This page will provide notes on creating a redundant mysql setup in which data is replicated across multiple mysql servers in real time.
The setup i’m going to describe is one that uses two servers but the same could work with more. From my experience a setup like this with more than 5 servers will likely be problematic (the chances that some of the servers get out of sync are greater). My take is that 2 or 3 is ideal.
I should point out that this setup creates and replicates all writes to the database across multiple server installations, if there was a situation where only a limited amount of writes to the database were expected but that setup required a very large amount of reads, it would also be possible to configure a number of mysql slave servers that were specifically setup only for read requests.
This kind of setup (one or two masters and many slave servers) is not the subject of this article even if the basic informations you need are all here, that kind of setup but would work with many server and consequently would be perfect to handle a very large amount of request.
Ok, back to this article, the way this system works is by having 2 mysql servers acting as both master and slaves of each other. To avoid record id duplication ad conflicts each server is given a unique id a identical increment offset but a different increment starting point.
For this setup to work consistently every table in every database should have a unique and auto increment field.
Server 1 will create new records with id’s of: 1,11,21,31 etc… Server 2 will create 2,12,22,32… This way the ids will never collide and it is safe to move them from one to the other machine. Even if two record were created at the exact same time, they would have separate IDs.

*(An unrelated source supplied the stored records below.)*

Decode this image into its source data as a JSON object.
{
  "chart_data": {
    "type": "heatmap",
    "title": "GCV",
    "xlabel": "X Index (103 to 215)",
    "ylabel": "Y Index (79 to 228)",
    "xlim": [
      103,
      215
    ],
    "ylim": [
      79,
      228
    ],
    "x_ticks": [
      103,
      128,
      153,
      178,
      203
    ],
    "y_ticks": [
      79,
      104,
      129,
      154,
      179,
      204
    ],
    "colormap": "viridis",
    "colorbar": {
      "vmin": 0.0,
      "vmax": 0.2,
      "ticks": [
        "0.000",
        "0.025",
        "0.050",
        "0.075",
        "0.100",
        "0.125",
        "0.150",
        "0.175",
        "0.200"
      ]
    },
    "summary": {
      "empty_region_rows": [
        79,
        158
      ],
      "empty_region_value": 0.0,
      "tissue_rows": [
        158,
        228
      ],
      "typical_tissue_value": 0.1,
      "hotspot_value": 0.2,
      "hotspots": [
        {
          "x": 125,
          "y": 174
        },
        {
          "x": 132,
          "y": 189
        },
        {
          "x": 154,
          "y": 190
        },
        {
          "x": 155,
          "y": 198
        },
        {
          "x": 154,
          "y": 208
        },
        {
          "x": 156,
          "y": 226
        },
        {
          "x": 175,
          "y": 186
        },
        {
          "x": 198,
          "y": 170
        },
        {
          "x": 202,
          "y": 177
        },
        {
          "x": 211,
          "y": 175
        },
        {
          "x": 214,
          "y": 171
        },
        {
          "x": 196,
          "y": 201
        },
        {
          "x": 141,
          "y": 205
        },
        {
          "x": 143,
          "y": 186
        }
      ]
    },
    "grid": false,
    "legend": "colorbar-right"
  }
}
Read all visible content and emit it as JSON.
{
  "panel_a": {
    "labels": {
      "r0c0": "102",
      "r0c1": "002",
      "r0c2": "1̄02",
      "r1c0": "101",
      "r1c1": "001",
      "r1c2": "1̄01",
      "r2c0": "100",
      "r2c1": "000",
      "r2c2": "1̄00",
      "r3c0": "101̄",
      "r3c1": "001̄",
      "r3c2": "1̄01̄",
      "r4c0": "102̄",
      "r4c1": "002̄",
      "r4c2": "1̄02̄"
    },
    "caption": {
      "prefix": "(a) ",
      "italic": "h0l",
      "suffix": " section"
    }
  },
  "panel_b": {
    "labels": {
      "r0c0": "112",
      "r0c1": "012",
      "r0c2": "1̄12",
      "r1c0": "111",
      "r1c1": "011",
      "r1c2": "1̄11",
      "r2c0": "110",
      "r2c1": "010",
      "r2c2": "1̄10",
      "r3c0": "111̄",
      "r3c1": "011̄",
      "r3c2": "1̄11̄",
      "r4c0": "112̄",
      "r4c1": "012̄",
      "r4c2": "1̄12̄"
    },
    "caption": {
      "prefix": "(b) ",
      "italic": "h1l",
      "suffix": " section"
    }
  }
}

First thing we will make some modifications to the my.cnf file These modification will establish a distinct server-id for each of the mysql servers and set them to do a binary log.
In a default freebsd installation the /etc/my.cnf is not present and needs to be created.
Let’s assume we have 2 servers: Server 1 has ip 10.0.0.1, server 2 has ip 10.0.0.2 here is how we would go for the configuration:
my.cnf on server 1
[mysqld] server-id = 1001 log-bin=mysql10001-bin auto_increment_increment = 1 auto_increment_offset = 10 replicate-same-server-id = 0
my.cnf on server 2
[mysqld] server-id = 1002 log-bin=mysql10002-bin auto_increment_increment = 2 auto_increment_offset = 10 replicate-same-server-id = 0
On Server2 run this sql: This will allow for server 1 to replicate the content of server 2.
CREATE USER 'replica'@'10.0.0.1' IDENTIFIED BY '***'; GRANT REPLICATION SLAVE, REPLICATION CLIENT ON *.* TO 'replica'@'10.0.0.1' IDENTIFIED BY '***';
Of course you should replace *** with an actual password of your choice.
This is creating a user called ‘replica’ allowed to connect from server 1 and grating ‘replication’ rights to that user.
On server 1 we do the opposite, we allow a user ‘replica’ coming from server 2 to connect.
CREATE USER 'replica'@'10.0.0.2' IDENTIFIED BY '***'; GRANT REPLICATION SLAVE, REPLICATION CLIENT ON *.* TO 'replica'@'10.0.0.2' IDENTIFIED BY '***';
At this point we are ready to start the replication:
On server 1:
CHANGE MASTER TO MASTER_HOST='10.0.0.2', MASTER_USER='replica', MASTER_PASSWORD='***', MASTER_LOG_FILE='mysql10002-bin', MASTER_LOG_POS=4; START SLAVE;
And on server 2:
CHANGE MASTER TO MASTER_HOST='10.0.0.1', MASTER_USER='replica', MASTER_PASSWORD='***', MASTER_LOG_FILE='mysql10001-bin', MASTER_LOG_POS=4; START SLAVE;
So now we have both servers being a master and a slave of each other.
To be noted that the my.cnf statement “replicate-same-server-id = 0” is helping doing the trick, this tells the server1 that when it receives updates from server2 with it’s own id (server1 id) it should skip them (preventing the whole thing from becoming a infinite loop).